Double Int.

[Cove-Creek]

reverse and eval.

What have I done wrong?

http://www.hunt101.com/img/486288.jpg

 

[stapel]

Tutors: The image quality is rather poor. The integral and working appears to be as follows:

\(\displaystyle \L \int_{x=0}^2 \, \int_{y=x}^2 \, 2\, y^2\, \sin{(xy)}\, dy\,dx\)

Instructions: Reverse order of integrate and [illegible].

       /|\
        |
      2 ------* (2, 2)
        | R /
        | /
--------+-----|-->
x       |     2
        |y

\(\displaystyle \L \int_{y=0}^2\, \int_{x=0}^2\, 2\, y^2\, \sin{(xy)}\, dx\, dy\)

. . . . . . . . . .\(\displaystyle \L =\, \int_{y=0}^2\, \left[\, 2\, x^2\, y\, (-\cos{(xy)})\, \right]\, |_{x=0}^2\, dy\)

. . . . . . . . . .\(\displaystyle \L =\, \int_{y=0}^2\, \left(\, 4\, y^2\, (-\cos{(2y)})\, \right)\, dy\)

. . . . . . . . . .\(\displaystyle \L =\, \left[\, \left(\frac{4}{3}\right)\, y^3\, (-\sin{(2y)})\, \right]\, |_0^2\)

. . . . . . . . . .\(\displaystyle \L =\, \left[\, \left(\frac{4}{3}\right)\, (8)\, (-\sin{(4)})\, \right]\)

. . . . . . . . . .\(\displaystyle \L =\, \left(\frac{32}{3}\right)\, (-\sin{(4)})\)

 

[Unco]

reverse and eval.

What have I done wrong?

http://www.hunt101.com/img/486288.jpg

Notice that your new integral limits represent a square, contrary to your correct diagram. On your diagram, you want to consider horizontal strips. From left to right, for each strip we have x going from 0 (the y-axis) to y (the diagonal line). Such strips are summed from y=0 (the x-axis) to y=2.

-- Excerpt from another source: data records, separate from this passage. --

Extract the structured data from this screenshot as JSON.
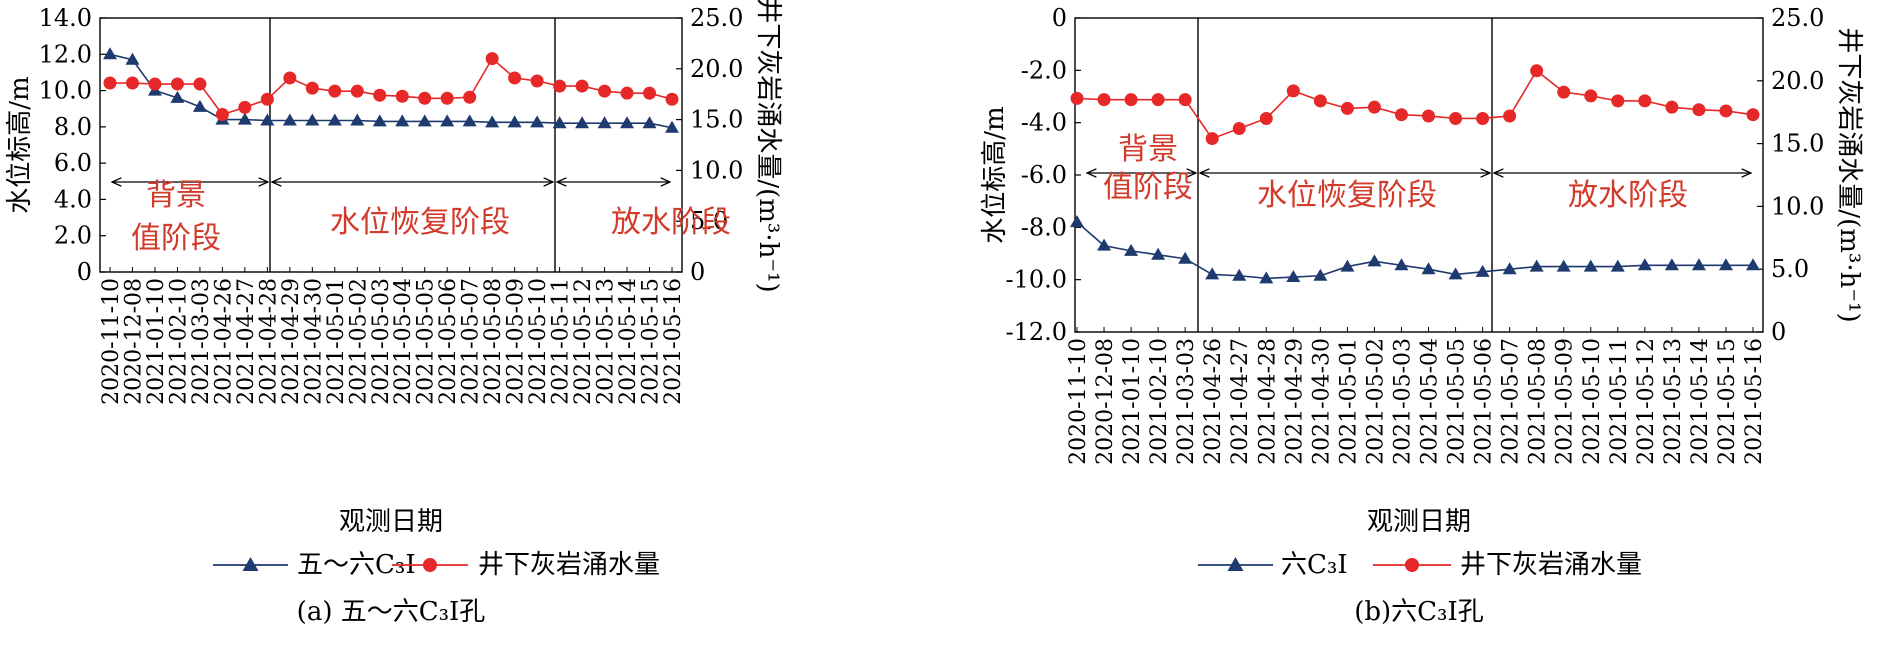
{
  "chart_data": [
    {
      "type": "line",
      "categories": [
        "2020-11-10",
        "2020-12-08",
        "2021-01-10",
        "2021-02-10",
        "2021-03-03",
        "2021-04-26",
        "2021-04-27",
        "2021-04-28",
        "2021-04-29",
        "2021-04-30",
        "2021-05-01",
        "2021-05-02",
        "2021-05-03",
        "2021-05-04",
        "2021-05-05",
        "2021-05-06",
        "2021-05-07",
        "2021-05-08",
        "2021-05-09",
        "2021-05-10",
        "2021-05-11",
        "2021-05-12",
        "2021-05-13",
        "2021-05-14",
        "2021-05-15",
        "2021-05-16"
      ],
      "xlabel": "观测日期",
      "ylabel": "水位标高/m",
      "ylabel_right": "井下灰岩涌水量/(m³·h⁻¹)",
      "ylim": [
        0,
        14
      ],
      "yticks": [
        "0",
        "2.0",
        "4.0",
        "6.0",
        "8.0",
        "10.0",
        "12.0",
        "14.0"
      ],
      "ylim_right": [
        0,
        25
      ],
      "yticks_right": [
        "0",
        "5.0",
        "10.0",
        "15.0",
        "20.0",
        "25.0"
      ],
      "series": [
        {
          "name": "五～六C₃Ⅰ",
          "axis": "left",
          "color": "#1f3a6e",
          "marker": "triangle",
          "values": [
            12.0,
            11.7,
            10.0,
            9.6,
            9.1,
            8.4,
            8.4,
            8.35,
            8.35,
            8.35,
            8.35,
            8.35,
            8.3,
            8.3,
            8.3,
            8.3,
            8.3,
            8.25,
            8.25,
            8.25,
            8.2,
            8.2,
            8.2,
            8.2,
            8.2,
            7.95
          ]
        },
        {
          "name": "井下灰岩涌水量",
          "axis": "right",
          "color": "#e62828",
          "marker": "circle",
          "values": [
            18.6,
            18.6,
            18.5,
            18.5,
            18.5,
            15.5,
            16.2,
            17.0,
            19.1,
            18.1,
            17.8,
            17.8,
            17.4,
            17.3,
            17.1,
            17.1,
            17.2,
            21.0,
            19.1,
            18.8,
            18.3,
            18.3,
            17.8,
            17.6,
            17.6,
            17.0
          ]
        }
      ],
      "phases": [
        {
          "label_lines": [
            "背景",
            "值阶段"
          ]
        },
        {
          "label_lines": [
            "水位恢复阶段"
          ]
        },
        {
          "label_lines": [
            "放水阶段"
          ]
        }
      ],
      "caption": "(a) 五～六C₃Ⅰ孔",
      "legend": "bottom"
    },
    {
      "type": "line",
      "categories": [
        "2020-11-10",
        "2020-12-08",
        "2021-01-10",
        "2021-02-10",
        "2021-03-03",
        "2021-04-26",
        "2021-04-27",
        "2021-04-28",
        "2021-04-29",
        "2021-04-30",
        "2021-05-01",
        "2021-05-02",
        "2021-05-03",
        "2021-05-04",
        "2021-05-05",
        "2021-05-06",
        "2021-05-07",
        "2021-05-08",
        "2021-05-09",
        "2021-05-10",
        "2021-05-11",
        "2021-05-12",
        "2021-05-13",
        "2021-05-14",
        "2021-05-15",
        "2021-05-16"
      ],
      "xlabel": "观测日期",
      "ylabel": "水位标高/m",
      "ylabel_right": "井下灰岩涌水量/(m³·h⁻¹)",
      "ylim": [
        -12,
        0
      ],
      "yticks": [
        "-12.0",
        "-10.0",
        "-8.0",
        "-6.0",
        "-4.0",
        "-2.0",
        "0"
      ],
      "ylim_right": [
        0,
        25
      ],
      "yticks_right": [
        "0",
        "5.0",
        "10.0",
        "15.0",
        "20.0",
        "25.0"
      ],
      "series": [
        {
          "name": "六C₃Ⅰ",
          "axis": "left",
          "color": "#1f3a6e",
          "marker": "triangle",
          "values": [
            -7.8,
            -8.7,
            -8.9,
            -9.05,
            -9.2,
            -9.8,
            -9.85,
            -9.95,
            -9.9,
            -9.85,
            -9.5,
            -9.3,
            -9.45,
            -9.6,
            -9.8,
            -9.7,
            -9.6,
            -9.5,
            -9.5,
            -9.5,
            -9.5,
            -9.45,
            -9.45,
            -9.45,
            -9.45,
            -9.45
          ]
        },
        {
          "name": "井下灰岩涌水量",
          "axis": "right",
          "color": "#e62828",
          "marker": "circle",
          "values": [
            18.6,
            18.5,
            18.5,
            18.5,
            18.5,
            15.4,
            16.2,
            17.0,
            19.2,
            18.4,
            17.8,
            17.9,
            17.3,
            17.2,
            17.0,
            17.0,
            17.2,
            20.8,
            19.1,
            18.8,
            18.4,
            18.4,
            17.9,
            17.7,
            17.6,
            17.3
          ]
        }
      ],
      "phases": [
        {
          "label_lines": [
            "背景",
            "值阶段"
          ]
        },
        {
          "label_lines": [
            "水位恢复阶段"
          ]
        },
        {
          "label_lines": [
            "放水阶段"
          ]
        }
      ],
      "caption": "(b)六C₃Ⅰ孔",
      "legend": "bottom"
    }
  ]
}
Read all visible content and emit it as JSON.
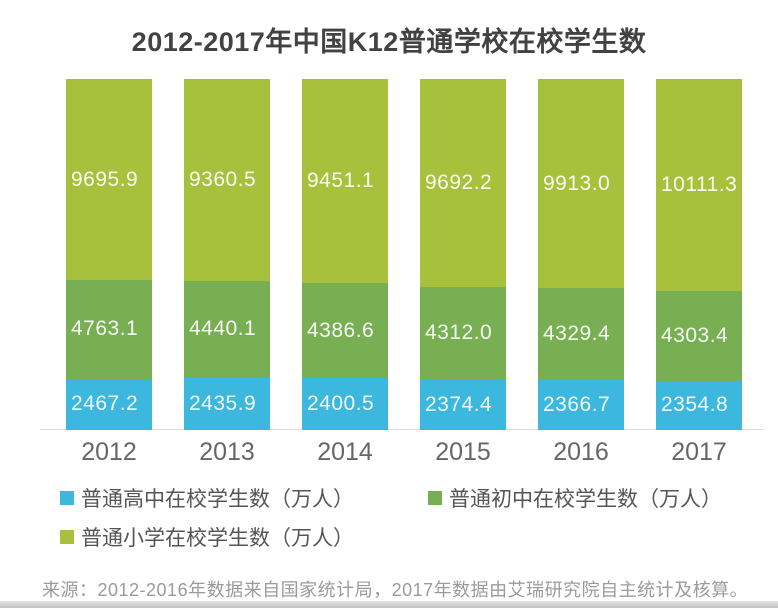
{
  "title": "2012-2017年中国K12普通学校在校学生数",
  "chart_data": {
    "type": "bar",
    "subtype": "stacked-column",
    "title": "2012-2017年中国K12普通学校在校学生数",
    "categories": [
      "2012",
      "2013",
      "2014",
      "2015",
      "2016",
      "2017"
    ],
    "unit": "万人",
    "equal_bar_height": true,
    "grid": false,
    "legend_position": "bottom",
    "value_label_color": "#ffffff",
    "series": [
      {
        "name": "普通高中在校学生数（万人）",
        "color": "#3cb7dd",
        "values": [
          2467.2,
          2435.9,
          2400.5,
          2374.4,
          2366.7,
          2354.8
        ],
        "labels": [
          "2467.2",
          "2435.9",
          "2400.5",
          "2374.4",
          "2366.7",
          "2354.8"
        ]
      },
      {
        "name": "普通初中在校学生数（万人）",
        "color": "#78af52",
        "values": [
          4763.1,
          4440.1,
          4386.6,
          4312.0,
          4329.4,
          4303.4
        ],
        "labels": [
          "4763.1",
          "4440.1",
          "4386.6",
          "4312.0",
          "4329.4",
          "4303.4"
        ]
      },
      {
        "name": "普通小学在校学生数（万人）",
        "color": "#a7c13d",
        "values": [
          9695.9,
          9360.5,
          9451.1,
          9692.2,
          9913.0,
          10111.3
        ],
        "labels": [
          "9695.9",
          "9360.5",
          "9451.1",
          "9692.2",
          "9913.0",
          "10111.3"
        ]
      }
    ]
  },
  "legend": {
    "items": [
      {
        "label": "普通高中在校学生数（万人）",
        "color": "#3cb7dd"
      },
      {
        "label": "普通初中在校学生数（万人）",
        "color": "#78af52"
      },
      {
        "label": "普通小学在校学生数（万人）",
        "color": "#a7c13d"
      }
    ]
  },
  "source": "来源：2012-2016年数据来自国家统计局，2017年数据由艾瑞研究院自主统计及核算。"
}
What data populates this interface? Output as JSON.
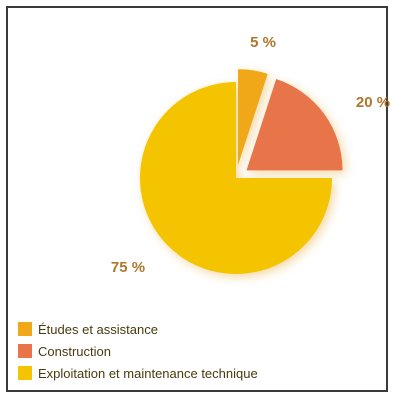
{
  "chart_data": {
    "type": "pie",
    "slices": [
      {
        "label": "Études et assistance",
        "value": 5,
        "value_label": "5 %",
        "color": "#f0a818"
      },
      {
        "label": "Construction",
        "value": 20,
        "value_label": "20 %",
        "color": "#e8744a"
      },
      {
        "label": "Exploitation et maintenance technique",
        "value": 75,
        "value_label": "75 %",
        "color": "#f5c400"
      }
    ],
    "exploded": [
      "Études et assistance",
      "Construction"
    ],
    "label_color": "#b0762c",
    "legend_position": "bottom-left"
  }
}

Moreover, your integrating is a bit mixed up. \(\displaystyle \mbox{ \int 2y^2sin(xy) dx = -2y\cos{(xy)}}\), for example.

 

[Cove-Creek]

Sorry for the poor image quality.

I am following you when you say to look at the horizontal strips but I am still not clear on what my new integral limits should be.

 

[Cove-Creek]

limits for dx should be x = 0 to x = y and limits for dy should be y = 0 to y = 2

I think that I understand it now, thanks unco